The Watch D.O.G.S., or Dads of Great Students, program launched Thursday at Vickery Creek, making it the second school in the county to participate.

The national program encourages male involvement in schools by asking dads or other male role models to volunteer at least one day a year.

Based on the success of the program's start last year at Midway Elementary, both Vickery Creek and Cumming elementary schools plan to bring in the dads this year.

Keith Schumacher, regional coordinator for the national program, said the expansion in the county is following a state trend.

Watch D.O.G.S. programs in Georgia are growing at the second fastest rate in the U.S., behind only Texas, Schumacher said. Right now, 35 schools in Georgia have a program and 24 are in the pre-launch stage.

Schumacher had a simple explanation for the D.O.G.S catching on.

"It's the right thing to do," he said.

In a presentation to a full Vickery Creek auditorium, Schumacher said fathers and children "connect on a much higher level than they could before," something he's learned from his experiences as a Watch D.O.G.S. Dad at his child's school.

He said most U.S. dads spend on average seven minutes a week of one-on-one time with their children.

Schumacher also shared statistics showing that male involvement in school can lower violent incidents and behavioral problems.

The national Watch D.O.G.S. program was founded in 1998 in Arkansas by Jim Moore in response to a tragic school shooting.

Moore hoped that having more fathers at school would be a positive influence on safety and good behavior.

The program has since spread to more than 1,700 schools nationwide.

Midway Elementary started the program last year with the work of mother Melissa Grohovac, who had seen a news story about it.

The program began with about 10 dads and grew quickly throughout the year, she said.
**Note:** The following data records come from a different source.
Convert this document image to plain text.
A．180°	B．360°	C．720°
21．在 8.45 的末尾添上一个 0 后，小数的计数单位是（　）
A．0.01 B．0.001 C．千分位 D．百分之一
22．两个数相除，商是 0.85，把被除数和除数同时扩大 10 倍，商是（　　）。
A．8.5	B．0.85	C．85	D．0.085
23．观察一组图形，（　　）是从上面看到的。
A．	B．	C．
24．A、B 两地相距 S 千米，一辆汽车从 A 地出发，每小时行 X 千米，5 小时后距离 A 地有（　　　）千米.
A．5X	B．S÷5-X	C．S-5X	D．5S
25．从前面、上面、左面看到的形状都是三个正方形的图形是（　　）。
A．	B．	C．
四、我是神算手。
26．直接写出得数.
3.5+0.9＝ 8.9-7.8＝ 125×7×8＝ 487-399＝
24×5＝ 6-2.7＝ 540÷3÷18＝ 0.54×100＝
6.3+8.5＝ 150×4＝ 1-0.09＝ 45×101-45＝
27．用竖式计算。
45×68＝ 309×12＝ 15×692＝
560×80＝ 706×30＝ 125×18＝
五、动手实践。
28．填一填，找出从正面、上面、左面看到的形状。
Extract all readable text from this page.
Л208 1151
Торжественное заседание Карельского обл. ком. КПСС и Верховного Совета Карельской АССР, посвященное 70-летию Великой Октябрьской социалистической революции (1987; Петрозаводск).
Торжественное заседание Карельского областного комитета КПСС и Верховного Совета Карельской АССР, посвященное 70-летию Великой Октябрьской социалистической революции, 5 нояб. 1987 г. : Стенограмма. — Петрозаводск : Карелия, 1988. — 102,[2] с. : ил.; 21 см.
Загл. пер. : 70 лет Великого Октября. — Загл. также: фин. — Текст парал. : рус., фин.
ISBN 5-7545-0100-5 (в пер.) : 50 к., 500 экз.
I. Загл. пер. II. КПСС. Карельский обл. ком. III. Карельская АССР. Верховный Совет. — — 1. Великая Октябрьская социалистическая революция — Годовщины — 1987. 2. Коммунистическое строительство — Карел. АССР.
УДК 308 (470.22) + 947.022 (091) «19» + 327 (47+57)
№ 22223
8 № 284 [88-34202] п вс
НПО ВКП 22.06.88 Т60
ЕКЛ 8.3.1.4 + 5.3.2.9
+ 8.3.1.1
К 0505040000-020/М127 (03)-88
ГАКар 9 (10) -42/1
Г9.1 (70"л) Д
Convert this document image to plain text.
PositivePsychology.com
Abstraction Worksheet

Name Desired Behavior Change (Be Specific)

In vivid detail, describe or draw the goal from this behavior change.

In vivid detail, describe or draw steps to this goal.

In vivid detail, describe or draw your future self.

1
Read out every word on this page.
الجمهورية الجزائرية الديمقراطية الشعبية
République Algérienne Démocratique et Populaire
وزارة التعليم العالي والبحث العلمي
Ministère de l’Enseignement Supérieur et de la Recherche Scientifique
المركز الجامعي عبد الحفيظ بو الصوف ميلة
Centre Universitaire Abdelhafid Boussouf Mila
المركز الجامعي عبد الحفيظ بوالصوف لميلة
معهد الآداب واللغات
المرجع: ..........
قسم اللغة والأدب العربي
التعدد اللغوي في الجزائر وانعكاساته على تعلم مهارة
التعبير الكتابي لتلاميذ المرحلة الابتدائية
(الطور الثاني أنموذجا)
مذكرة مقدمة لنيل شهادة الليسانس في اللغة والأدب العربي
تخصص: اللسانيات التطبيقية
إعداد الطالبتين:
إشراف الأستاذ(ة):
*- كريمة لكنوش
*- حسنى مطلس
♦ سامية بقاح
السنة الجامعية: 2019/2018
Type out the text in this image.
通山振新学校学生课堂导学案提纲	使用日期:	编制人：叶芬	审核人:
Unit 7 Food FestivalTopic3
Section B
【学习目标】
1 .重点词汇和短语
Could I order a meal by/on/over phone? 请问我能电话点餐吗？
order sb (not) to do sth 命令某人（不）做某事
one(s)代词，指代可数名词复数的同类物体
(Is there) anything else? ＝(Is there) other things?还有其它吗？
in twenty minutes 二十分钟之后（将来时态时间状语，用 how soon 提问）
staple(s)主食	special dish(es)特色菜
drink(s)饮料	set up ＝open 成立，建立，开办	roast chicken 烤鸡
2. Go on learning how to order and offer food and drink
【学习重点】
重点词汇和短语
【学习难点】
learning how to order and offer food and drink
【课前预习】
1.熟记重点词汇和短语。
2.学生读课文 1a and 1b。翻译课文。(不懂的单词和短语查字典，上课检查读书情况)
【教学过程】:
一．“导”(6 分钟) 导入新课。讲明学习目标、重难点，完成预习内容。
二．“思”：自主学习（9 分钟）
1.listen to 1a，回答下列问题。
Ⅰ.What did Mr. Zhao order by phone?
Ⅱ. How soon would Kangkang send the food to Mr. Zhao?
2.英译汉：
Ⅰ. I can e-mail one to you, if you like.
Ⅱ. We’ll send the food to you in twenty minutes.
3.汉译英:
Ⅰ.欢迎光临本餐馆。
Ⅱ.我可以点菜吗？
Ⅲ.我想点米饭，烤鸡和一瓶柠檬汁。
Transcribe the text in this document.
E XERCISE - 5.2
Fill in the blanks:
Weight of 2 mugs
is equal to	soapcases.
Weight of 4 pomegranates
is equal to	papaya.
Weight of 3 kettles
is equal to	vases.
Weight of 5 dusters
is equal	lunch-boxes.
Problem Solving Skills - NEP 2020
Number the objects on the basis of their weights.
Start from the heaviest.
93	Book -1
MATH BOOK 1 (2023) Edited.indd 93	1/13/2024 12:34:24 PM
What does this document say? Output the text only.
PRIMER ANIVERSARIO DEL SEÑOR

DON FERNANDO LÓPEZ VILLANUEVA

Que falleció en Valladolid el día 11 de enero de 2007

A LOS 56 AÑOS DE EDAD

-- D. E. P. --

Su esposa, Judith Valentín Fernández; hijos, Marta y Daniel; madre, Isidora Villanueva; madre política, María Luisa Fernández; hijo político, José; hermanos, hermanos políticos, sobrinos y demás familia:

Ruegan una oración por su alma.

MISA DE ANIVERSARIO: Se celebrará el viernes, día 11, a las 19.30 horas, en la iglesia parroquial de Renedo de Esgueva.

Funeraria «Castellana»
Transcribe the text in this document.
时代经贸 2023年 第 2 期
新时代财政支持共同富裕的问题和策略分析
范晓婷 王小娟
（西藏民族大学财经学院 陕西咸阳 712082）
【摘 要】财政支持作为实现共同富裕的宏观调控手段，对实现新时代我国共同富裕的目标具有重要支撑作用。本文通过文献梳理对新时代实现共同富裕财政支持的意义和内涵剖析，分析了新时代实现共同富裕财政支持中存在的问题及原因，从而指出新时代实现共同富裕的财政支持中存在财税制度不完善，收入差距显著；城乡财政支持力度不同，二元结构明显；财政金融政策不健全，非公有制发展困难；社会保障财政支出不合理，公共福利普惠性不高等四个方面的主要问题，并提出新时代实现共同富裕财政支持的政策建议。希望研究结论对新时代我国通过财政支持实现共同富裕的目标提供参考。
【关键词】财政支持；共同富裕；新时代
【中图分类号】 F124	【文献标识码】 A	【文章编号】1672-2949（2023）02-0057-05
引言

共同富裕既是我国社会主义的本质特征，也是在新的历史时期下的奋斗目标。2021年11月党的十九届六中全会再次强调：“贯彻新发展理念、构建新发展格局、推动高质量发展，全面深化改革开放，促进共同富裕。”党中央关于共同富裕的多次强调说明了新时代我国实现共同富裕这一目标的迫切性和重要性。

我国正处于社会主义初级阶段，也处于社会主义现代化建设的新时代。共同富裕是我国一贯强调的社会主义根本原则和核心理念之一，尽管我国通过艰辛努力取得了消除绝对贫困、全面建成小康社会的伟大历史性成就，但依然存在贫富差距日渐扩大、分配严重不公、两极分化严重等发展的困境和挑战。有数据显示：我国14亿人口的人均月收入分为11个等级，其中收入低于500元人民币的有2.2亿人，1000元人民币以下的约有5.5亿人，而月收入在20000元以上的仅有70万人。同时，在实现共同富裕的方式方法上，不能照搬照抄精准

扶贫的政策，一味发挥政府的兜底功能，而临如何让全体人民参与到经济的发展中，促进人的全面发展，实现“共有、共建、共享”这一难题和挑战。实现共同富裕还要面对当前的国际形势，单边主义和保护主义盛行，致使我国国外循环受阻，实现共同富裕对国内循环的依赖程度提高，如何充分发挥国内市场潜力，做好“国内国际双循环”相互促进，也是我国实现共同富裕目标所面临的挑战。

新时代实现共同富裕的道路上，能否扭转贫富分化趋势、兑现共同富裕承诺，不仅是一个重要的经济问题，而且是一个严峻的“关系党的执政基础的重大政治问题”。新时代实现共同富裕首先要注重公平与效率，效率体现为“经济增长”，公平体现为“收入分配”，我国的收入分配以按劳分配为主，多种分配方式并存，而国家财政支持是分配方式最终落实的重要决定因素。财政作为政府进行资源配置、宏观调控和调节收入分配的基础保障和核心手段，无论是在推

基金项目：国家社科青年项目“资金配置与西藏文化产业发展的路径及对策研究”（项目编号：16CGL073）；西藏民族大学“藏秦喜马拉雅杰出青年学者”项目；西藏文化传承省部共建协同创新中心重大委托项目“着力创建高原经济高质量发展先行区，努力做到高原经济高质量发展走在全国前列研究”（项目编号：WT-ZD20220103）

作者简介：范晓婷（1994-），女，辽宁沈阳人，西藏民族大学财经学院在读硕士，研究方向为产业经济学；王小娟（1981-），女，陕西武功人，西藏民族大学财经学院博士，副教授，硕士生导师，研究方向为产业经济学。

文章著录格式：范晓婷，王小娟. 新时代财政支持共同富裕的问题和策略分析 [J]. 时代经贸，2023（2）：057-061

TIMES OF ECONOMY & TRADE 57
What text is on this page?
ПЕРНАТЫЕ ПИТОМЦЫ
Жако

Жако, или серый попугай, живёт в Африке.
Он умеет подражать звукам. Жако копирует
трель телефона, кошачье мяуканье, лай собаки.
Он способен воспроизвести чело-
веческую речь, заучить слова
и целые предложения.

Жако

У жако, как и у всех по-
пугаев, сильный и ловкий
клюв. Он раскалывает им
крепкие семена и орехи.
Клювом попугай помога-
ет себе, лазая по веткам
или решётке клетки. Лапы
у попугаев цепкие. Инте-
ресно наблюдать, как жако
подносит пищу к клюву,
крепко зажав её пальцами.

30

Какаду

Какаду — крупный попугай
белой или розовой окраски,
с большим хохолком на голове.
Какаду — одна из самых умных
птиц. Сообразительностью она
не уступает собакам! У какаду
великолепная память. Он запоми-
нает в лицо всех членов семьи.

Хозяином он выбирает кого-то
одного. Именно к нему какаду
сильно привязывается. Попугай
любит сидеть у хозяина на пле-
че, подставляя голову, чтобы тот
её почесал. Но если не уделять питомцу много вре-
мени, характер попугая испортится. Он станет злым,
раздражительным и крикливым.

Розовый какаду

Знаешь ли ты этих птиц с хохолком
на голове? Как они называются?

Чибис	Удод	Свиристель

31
This year, 80 Midway fathers have signed up, pledging more than 800 hours.

School Superintendent Buster Evans will even give a day at the school in October.

Grohovac said the group spread the word at a summer presentation and to other parents "at the ballfield" over the summer.

Jennifer Williams, a teacher at Cumming Elementary, said she got excited about adding the program after seeing the presentation.

"We've been looking for some ways to involve more families in our school, specifically dads or father figures," she said.

While some dads already volunteer, Williams said this program opens up something "just for them" and for those with busy schedules to give just one or two days.

At the Vickery Creek kickoff Thursday, a wall calendar had at least one sticker with a man's name on it for nearly every day of the school year.

Brad Brown and his fellow Scout dad, like many others, went with the "two kids, two days" policy.

Dustin Alexander signed up for a day for his fifth-grade son and one for his second-grade daughter, whom he said was his reason for joining the D.O.G.S.

He volunteers with school activities, but is looking forward to spending time on a more typical school day.

His son, Aaron Alexander, is looking forward to his dad's visit, scheduled for spring.

"He's really good at math," the fifth-grader said. "I think it would be cool if he came and helped out with that."

One of Vickery Creek's "lead dogs," Dennis Makowski, said his two stepchildren were "all fired up" and wearing their Watch D.O.G.S. T-shirts.

His wife, a teacher at the school, brought the idea of the program to the Vickery principal after hearing about Midway's success.

While Makowski expected a big turnout at the kickoff party, he couldn't be happier to see just how full the volunteer calendar got.

"To see that many dads here was overwhelming," he said. "I wish my dad had done that kind of stuff. It'll be just a positive influence to [the students]. So many kids need that in their life."